Posted by jlubans on June 10, 2011

Why hierarchy? could be just as effective a lead-in title. Well, the Darwinists have something to say. (When don't they?) Their unruffled sea of "settled science" is now roiled up. The tempest is about recent comments from biologist, Edward O. Wilson as summed up in the April 21st Boston Globe. Mr. Wilson claims that:
The key (to goodness) is the group: Under certain circumstances, groups of cooperators can out-compete groups of non-cooperators, thereby ensuring that their genes including the ones that predispose them to cooperation are handed down to future generations. This so-called group selection, Wilson insists, is what forms the evolutionary basis for a variety of advanced social behaviors linked to altruism, teamwork, and tribalism.... (emphasis added.)

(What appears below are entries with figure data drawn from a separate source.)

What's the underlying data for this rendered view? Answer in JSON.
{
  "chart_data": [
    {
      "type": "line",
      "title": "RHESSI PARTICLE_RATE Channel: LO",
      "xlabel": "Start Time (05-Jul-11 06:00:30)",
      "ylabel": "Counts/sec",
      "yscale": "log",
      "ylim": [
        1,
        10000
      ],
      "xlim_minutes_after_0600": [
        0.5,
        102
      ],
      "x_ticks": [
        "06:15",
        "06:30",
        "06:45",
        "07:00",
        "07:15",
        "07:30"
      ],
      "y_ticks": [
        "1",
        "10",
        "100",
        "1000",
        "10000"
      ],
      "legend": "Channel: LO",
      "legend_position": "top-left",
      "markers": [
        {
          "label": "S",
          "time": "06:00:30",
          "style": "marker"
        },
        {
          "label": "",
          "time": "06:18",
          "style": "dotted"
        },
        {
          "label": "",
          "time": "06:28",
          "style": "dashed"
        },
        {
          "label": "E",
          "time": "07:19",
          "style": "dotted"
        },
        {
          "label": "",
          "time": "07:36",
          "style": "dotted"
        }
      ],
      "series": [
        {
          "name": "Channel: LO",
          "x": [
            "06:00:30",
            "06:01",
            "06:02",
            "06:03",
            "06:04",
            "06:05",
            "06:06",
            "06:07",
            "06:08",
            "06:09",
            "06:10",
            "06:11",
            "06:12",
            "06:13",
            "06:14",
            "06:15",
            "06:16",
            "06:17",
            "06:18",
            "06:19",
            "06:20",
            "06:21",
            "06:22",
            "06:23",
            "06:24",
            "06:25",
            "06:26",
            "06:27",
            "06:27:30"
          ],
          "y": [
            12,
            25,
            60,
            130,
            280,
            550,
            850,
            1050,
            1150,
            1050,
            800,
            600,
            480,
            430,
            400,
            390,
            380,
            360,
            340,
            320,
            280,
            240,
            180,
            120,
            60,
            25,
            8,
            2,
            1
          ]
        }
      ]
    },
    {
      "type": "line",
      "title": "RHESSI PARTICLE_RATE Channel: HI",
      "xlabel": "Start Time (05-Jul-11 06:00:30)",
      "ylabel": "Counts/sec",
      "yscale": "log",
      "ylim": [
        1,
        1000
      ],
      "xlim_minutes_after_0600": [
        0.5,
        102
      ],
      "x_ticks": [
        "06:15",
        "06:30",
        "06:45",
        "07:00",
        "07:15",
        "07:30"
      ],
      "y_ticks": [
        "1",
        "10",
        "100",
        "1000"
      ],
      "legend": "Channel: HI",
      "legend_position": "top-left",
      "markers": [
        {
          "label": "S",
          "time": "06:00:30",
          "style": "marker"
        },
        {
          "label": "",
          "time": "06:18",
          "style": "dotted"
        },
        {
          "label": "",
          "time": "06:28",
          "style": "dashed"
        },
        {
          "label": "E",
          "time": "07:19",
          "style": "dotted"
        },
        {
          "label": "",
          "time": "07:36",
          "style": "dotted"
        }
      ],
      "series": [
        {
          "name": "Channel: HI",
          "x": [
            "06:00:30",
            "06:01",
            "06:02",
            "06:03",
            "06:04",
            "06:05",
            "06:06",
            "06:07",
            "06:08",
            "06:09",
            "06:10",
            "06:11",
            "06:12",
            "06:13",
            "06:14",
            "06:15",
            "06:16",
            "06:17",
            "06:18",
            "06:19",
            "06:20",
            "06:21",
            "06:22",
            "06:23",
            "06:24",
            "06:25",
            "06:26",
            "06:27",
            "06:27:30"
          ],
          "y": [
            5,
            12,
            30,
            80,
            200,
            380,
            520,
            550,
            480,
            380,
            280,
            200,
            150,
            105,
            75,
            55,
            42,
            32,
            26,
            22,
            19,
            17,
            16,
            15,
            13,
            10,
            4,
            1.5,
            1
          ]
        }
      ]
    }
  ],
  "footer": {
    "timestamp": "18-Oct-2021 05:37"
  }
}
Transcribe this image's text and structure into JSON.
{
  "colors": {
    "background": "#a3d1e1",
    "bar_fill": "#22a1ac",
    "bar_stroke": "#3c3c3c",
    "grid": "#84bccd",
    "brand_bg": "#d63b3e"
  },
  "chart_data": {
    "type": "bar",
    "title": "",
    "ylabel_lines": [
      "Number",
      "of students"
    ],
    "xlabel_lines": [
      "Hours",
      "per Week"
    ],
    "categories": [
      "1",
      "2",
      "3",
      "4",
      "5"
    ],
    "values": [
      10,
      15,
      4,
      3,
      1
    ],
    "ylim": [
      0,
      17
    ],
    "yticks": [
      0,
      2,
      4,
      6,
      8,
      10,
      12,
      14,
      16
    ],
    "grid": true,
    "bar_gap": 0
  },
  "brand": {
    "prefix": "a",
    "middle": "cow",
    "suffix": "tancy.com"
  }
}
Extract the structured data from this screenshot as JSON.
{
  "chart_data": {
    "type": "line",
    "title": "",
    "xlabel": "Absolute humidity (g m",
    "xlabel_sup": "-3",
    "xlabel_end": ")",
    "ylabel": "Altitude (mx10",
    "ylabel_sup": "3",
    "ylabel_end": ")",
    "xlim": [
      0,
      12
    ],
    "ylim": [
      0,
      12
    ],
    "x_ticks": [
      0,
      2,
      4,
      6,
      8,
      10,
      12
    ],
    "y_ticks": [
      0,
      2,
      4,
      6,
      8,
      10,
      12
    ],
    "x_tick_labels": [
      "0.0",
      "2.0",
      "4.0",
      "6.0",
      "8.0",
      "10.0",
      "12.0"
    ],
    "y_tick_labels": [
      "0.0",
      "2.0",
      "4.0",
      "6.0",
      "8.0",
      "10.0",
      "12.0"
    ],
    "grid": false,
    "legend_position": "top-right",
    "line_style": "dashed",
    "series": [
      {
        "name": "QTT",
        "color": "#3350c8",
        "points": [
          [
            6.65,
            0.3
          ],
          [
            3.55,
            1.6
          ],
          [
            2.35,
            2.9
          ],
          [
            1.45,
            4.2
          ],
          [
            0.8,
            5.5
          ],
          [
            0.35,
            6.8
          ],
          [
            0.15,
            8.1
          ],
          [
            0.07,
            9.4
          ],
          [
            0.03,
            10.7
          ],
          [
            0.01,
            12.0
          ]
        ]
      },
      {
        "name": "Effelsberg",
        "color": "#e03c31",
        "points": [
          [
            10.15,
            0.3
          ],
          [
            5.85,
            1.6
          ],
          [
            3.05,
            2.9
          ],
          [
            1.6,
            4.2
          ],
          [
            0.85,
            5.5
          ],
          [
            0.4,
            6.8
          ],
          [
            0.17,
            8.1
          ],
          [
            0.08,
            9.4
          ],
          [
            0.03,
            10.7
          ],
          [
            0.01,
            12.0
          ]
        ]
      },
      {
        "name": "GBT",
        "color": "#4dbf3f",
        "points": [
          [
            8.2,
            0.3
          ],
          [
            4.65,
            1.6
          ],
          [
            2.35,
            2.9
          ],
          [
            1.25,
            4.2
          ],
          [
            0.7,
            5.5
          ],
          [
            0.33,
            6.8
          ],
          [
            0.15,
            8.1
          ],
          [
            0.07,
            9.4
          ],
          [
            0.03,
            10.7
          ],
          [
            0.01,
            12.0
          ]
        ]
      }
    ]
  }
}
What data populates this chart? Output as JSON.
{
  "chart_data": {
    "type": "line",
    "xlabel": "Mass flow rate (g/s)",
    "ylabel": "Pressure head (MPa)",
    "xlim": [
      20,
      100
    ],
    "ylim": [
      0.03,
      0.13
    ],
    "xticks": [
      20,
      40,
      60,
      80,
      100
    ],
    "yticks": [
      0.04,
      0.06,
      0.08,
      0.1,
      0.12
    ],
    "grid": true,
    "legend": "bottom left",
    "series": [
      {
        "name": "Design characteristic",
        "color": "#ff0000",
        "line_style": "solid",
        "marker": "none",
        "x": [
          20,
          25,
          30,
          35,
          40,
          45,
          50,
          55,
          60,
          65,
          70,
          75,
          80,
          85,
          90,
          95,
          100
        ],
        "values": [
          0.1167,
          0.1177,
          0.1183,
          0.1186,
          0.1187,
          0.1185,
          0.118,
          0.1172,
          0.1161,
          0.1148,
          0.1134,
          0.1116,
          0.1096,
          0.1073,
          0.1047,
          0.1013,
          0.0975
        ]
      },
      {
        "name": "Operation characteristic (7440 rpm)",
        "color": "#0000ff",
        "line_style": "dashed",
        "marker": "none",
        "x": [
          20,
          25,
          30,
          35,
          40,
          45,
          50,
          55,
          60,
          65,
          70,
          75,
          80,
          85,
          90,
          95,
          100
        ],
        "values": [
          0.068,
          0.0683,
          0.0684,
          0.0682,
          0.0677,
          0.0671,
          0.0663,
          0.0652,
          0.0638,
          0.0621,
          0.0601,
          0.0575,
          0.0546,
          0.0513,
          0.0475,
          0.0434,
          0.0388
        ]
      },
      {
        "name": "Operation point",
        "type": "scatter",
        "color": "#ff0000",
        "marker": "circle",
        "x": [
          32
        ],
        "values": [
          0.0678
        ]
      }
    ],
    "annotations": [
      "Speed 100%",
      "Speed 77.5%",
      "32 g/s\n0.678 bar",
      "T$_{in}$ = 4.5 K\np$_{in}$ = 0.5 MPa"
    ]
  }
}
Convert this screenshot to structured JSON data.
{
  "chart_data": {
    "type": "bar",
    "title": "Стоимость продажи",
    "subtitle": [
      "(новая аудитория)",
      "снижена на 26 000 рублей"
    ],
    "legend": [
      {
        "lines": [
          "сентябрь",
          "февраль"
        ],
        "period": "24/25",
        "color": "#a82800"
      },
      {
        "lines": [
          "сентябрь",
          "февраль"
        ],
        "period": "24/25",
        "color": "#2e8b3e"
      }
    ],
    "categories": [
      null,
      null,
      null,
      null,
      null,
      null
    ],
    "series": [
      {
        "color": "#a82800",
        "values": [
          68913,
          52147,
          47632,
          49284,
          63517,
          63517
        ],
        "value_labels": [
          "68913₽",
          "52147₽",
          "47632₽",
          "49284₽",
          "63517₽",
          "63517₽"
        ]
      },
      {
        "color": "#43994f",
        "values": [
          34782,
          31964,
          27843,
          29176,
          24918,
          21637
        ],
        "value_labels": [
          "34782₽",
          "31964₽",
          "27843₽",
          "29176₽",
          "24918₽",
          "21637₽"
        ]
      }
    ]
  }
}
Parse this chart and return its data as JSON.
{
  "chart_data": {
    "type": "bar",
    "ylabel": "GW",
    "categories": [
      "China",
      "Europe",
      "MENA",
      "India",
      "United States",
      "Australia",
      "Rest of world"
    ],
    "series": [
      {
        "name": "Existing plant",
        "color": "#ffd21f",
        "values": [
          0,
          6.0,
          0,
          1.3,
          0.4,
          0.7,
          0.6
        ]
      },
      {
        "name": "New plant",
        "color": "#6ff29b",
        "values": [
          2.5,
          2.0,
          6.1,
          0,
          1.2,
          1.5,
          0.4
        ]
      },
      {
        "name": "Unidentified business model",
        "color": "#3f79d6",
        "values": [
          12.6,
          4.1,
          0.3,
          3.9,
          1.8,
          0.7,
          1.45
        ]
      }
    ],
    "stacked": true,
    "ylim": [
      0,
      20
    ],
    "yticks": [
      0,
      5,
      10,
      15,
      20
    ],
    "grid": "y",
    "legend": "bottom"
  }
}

So, here we have a biological hypothesis about why we enjoy teamwork, and of course, why we may NOT enjoy teamwork.
I assume non-cooperators - there must be significant numbers - do not like teams because they do not want to cooperate or collaborate to survive. Whatever rationale given for why teams fail, it is interesting to have a biological suggestion. Some people really do NOT want a team to succeed while some people REALLY DO.

Of course, Adam Smith had something to say in 1759, about our instinctual wanting to help others:

How selfish soever man may be supposed, there are evidently some principles in his nature, which interest him in the fortune of others, and render their happiness necessary to him, though he derives nothing from it, except the pleasure of seeing it.